Wait For It… a blog by Andy Ross

Belly of the Beast

Posted on March 19, 2010

Whale

You know how in cartoons, they show the belly of a whale as empty and cavernous? It’s not like that at all. It’s actually very cramped. And wet. There’s a musky dampness to it, even with a dehumidifier running full blast. I’ve heard that the economy makes now a good time to move. All my friends are switching places, but I guess I’m torn.

Because, after a while, you get used to living in a tight space. Proud even. There’s comfort in all the little systems and workarounds. For instance, if I need the blender, I simply slide the desk chair over to the counter and pull a bin down from above the cabinets. Or, I move the hamper out of the way to get to the folding chairs in the back of the closet. And, I know my umbrella is always tucked into the baleen next to the trashcan.

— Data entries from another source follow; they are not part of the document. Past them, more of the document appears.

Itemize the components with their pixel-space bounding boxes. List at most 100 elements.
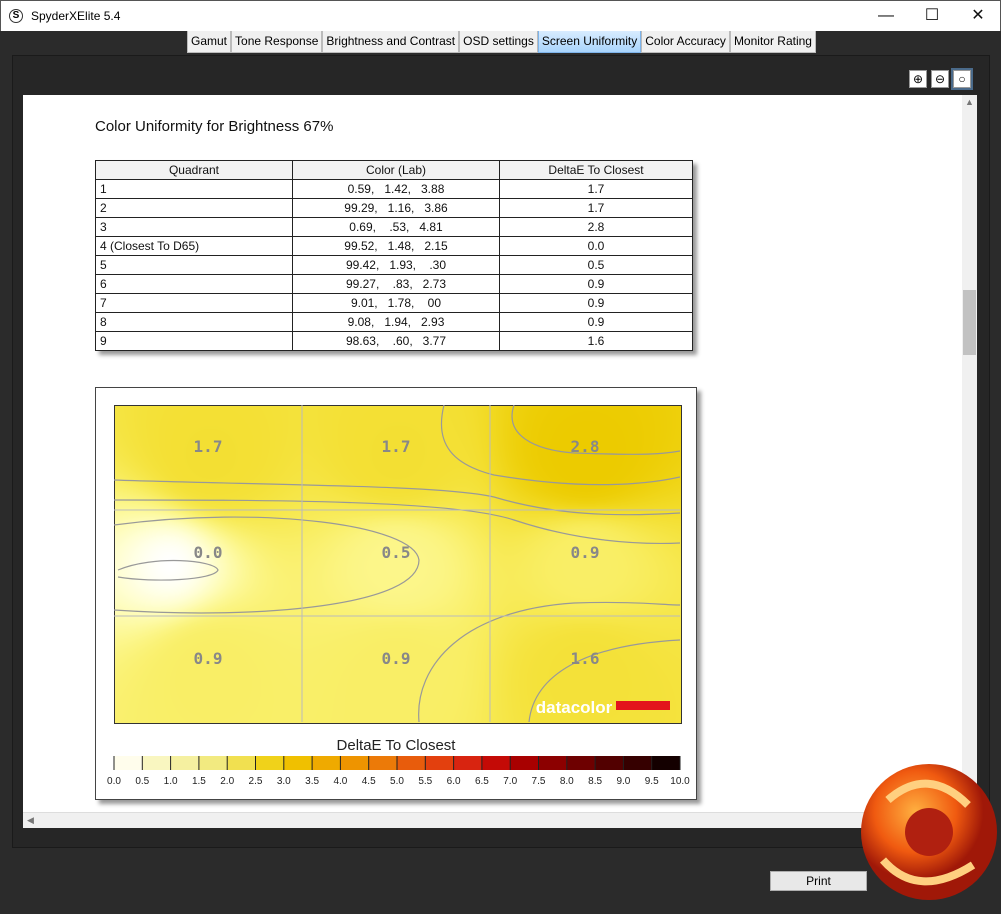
zoom-out-icon[interactable]: ⊖	[931, 70, 949, 88]
zoom-in-icon[interactable]: ⊕	[909, 70, 927, 88]
lab-cell: 99.52, 1.48, 2.15	[292, 236, 500, 256]
colorbar-segment	[623, 756, 653, 770]
scroll-up-icon[interactable]: ▲	[965, 97, 974, 107]
colorbar-tick-label: 9.5	[645, 776, 659, 787]
contour-line	[440, 405, 680, 486]
lab-cell: 99.42, 1.93, .30	[292, 255, 500, 275]
contour-line	[511, 405, 680, 455]
heatmap-overlay: 1.7 1.7 2.8 0.0 0.5 0.9 0.9 0.9 1.6 datacolor	[114, 405, 680, 722]
colorbar-tick-label: 1.5	[192, 776, 206, 787]
colorbar-segment	[481, 756, 511, 770]
app-icon: S	[9, 9, 23, 23]
uniformity-table: Quadrant Color (Lab) DeltaE To Closest 1 0.…	[95, 160, 693, 351]
column-header: Quadrant	[95, 160, 293, 180]
colorbar-tick-label: 5.5	[418, 776, 432, 787]
table-row: 6 99.27, .83, 2.73 0.9	[95, 274, 693, 294]
tab-monitor-rating[interactable]: Monitor Rating	[729, 31, 816, 53]
grid-lines	[114, 405, 680, 722]
zoom-toolbar: ⊕ ⊖ ○	[909, 68, 973, 90]
lab-cell: 0.69, .53, 4.81	[292, 217, 500, 237]
table-row: 4 (Closest To D65) 99.52, 1.48, 2.15 0.0	[95, 236, 693, 256]
table-row: 7 9.01, 1.78, 00 0.9	[95, 293, 693, 313]
horizontal-scrollbar[interactable]: ◀	[23, 812, 962, 828]
table-row: 9 98.63, .60, 3.77 1.6	[95, 331, 693, 351]
colorbar-segment	[340, 756, 370, 770]
tab-color-accuracy[interactable]: Color Accuracy	[641, 31, 730, 53]
watermark-logo	[861, 764, 997, 900]
contour-line	[114, 516, 420, 614]
column-header: DeltaE To Closest	[499, 160, 693, 180]
colorbar-segment	[255, 756, 285, 770]
scrollbar-thumb[interactable]	[963, 290, 976, 355]
table-row: 8 9.08, 1.94, 2.93 0.9	[95, 312, 693, 332]
lab-cell: 9.01, 1.78, 00	[292, 293, 500, 313]
colorbar-segment	[595, 756, 624, 770]
colorbar-segment	[170, 756, 200, 770]
deltae-cell: 0.9	[499, 274, 693, 294]
tab-tone-response[interactable]: Tone Response	[231, 31, 323, 53]
tab-screen-uniformity[interactable]: Screen Uniformity	[537, 31, 642, 53]
colorbar-tick-label: 0.5	[135, 776, 149, 787]
close-button[interactable]: ✕	[971, 7, 985, 24]
colorbar: 0.0 0.5 1.0 1.5 2.0 2.5 3.0 3.5 4.0 4.5 5.0 5.5 6.0 6…	[107, 756, 690, 787]
tab-brightness-contrast[interactable]: Brightness and Contrast	[322, 31, 460, 53]
deltae-cell: 0.9	[499, 293, 693, 313]
colorbar-segment	[368, 756, 398, 770]
datacolor-watermark: datacolor	[536, 698, 613, 717]
table-row: 2 99.29, 1.16, 3.86 1.7	[95, 198, 693, 218]
tab-osd-settings[interactable]: OSD settings	[459, 31, 538, 53]
table-row: 3 0.69, .53, 4.81 2.8	[95, 217, 693, 237]
colorbar-tick-label: 3.5	[305, 776, 319, 787]
colorbar-title: DeltaE To Closest	[336, 737, 456, 754]
cell-value-label: 1.7	[194, 437, 223, 456]
quadrant-cell: 1	[95, 179, 293, 199]
colorbar-segment	[425, 756, 455, 770]
colorbar-tick-label: 10.0	[670, 776, 690, 787]
vertical-scrollbar[interactable]: ▲	[962, 95, 977, 812]
report-heading: Color Uniformity for Brightness 67%	[95, 118, 334, 135]
colorbar-tick-label: 9.0	[616, 776, 630, 787]
contour-line	[528, 639, 680, 722]
lab-cell: 98.63, .60, 3.77	[292, 331, 500, 351]
colorbar-segment	[283, 756, 313, 770]
table-row: 1 0.59, 1.42, 3.88 1.7	[95, 179, 693, 199]
deltae-cell: 0.9	[499, 312, 693, 332]
colorbar-segment	[142, 756, 172, 770]
colorbar-segment	[651, 756, 681, 770]
colorbar-segment	[198, 756, 228, 770]
contour-line	[114, 499, 680, 545]
deltae-cell: 0.0	[499, 236, 693, 256]
scroll-left-icon[interactable]: ◀	[27, 815, 34, 825]
maximize-button[interactable]: ☐	[924, 7, 940, 24]
lab-cell: 0.59, 1.42, 3.88	[292, 179, 500, 199]
quadrant-cell: 8	[95, 312, 293, 332]
column-header: Color (Lab)	[292, 160, 500, 180]
colorbar-tick-label: 7.5	[532, 776, 546, 787]
colorbar-tick-label: 4.0	[333, 776, 347, 787]
print-button[interactable]: Print	[770, 871, 867, 891]
cell-value-label: 0.0	[194, 543, 223, 562]
contour-line	[418, 601, 680, 722]
colorbar-tick-label: 0.0	[107, 776, 121, 787]
zoom-fit-icon[interactable]: ○	[951, 68, 973, 90]
uniformity-chart: 1.7 1.7 2.8 0.0 0.5 0.9 0.9 0.9 1.6 datacolor De…	[95, 387, 697, 800]
table-row: 5 99.42, 1.93, .30 0.5	[95, 255, 693, 275]
minimize-button[interactable]: —	[878, 7, 894, 24]
cell-value-label: 1.7	[382, 437, 411, 456]
tab-gamut[interactable]: Gamut	[187, 31, 232, 53]
colorbar-tick-label: 6.0	[447, 776, 461, 787]
contour-lines	[114, 405, 680, 722]
contour-line	[117, 559, 219, 581]
quadrant-cell: 2	[95, 198, 293, 218]
cell-value-label: 0.9	[194, 649, 223, 668]
colorbar-tick-label: 1.0	[164, 776, 178, 787]
colorbar-tick-label: 8.5	[588, 776, 602, 787]
colorbar-segment	[227, 756, 256, 770]
colorbar-tick-label: 4.5	[362, 776, 376, 787]
colorbar-segment	[538, 756, 568, 770]
colorbar-segment	[510, 756, 539, 770]
quadrant-cell: 5	[95, 255, 293, 275]
colorbar-tick-label: 6.5	[475, 776, 489, 787]
colorbar-tick-label: 5.0	[390, 776, 404, 787]
lab-cell: 99.27, .83, 2.73	[292, 274, 500, 294]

Sure, I could break my lease and probably find more room for less rent, but would moving so soon be worth all the work I put into this whale? Laying furniture out was a huge process. I was literally on my hands and knees measuring the tongue to make everything fit. Forget feng shui; just getting it all in was a hassle. I had to take the legs off the bed to fit it through the mouth. The kitchen table is this ugly IKEA thing, but it folds down into a compact sideboard. Ultimately, I had to sell my tall bookcase, because it kept tipping over whenever we dived.

All that’s not to say I don’t like my place. Everybody who comes over finds it really charming, especially my college friends who commute in from McMansions. There’s a romanticism to it--the pink, fleshy walls, the thick shag taste buds, the constant undulation. I’ll tell you this, a whale is not a bad place to bring back a date. It’s right on the water, and the songs at night are so soothing compared to my last apartment above a fire station. I do wish it got a little more natural light, since the blowhole only opens for a few seconds every ten minutes or so. The trick was to angle mirrors on the mantle to bounce light up towards the large, dangling uvula.

I don’t know, maybe I should just bite the bullet and look for a new place. Every summer, the whale migrates north to gorge on krill, and thousands of the little things flood through the living room. I don’t mind the stains on the curtains, since they’re secondhand, but I have to keep my magazines in Ziplock bags. And, forget about suede shoes. Plus, it’s cold. If you see wall-to-wall blubber in a listing, take that with a grain of salt, because Arctic sea water is freezing. I would rather have a hissing radiator than blubber. Honestly.

So, I guess I’ve made my decision. I’m calling my landlord. Maybe. I’m eighty percent sure. The belly of the whale was my first place without a roommate, so maybe that’s what I’m in love with. I guess I could try for a studio in Morningside Heights. Sigh. I’ll probably just end up staying through the mating season.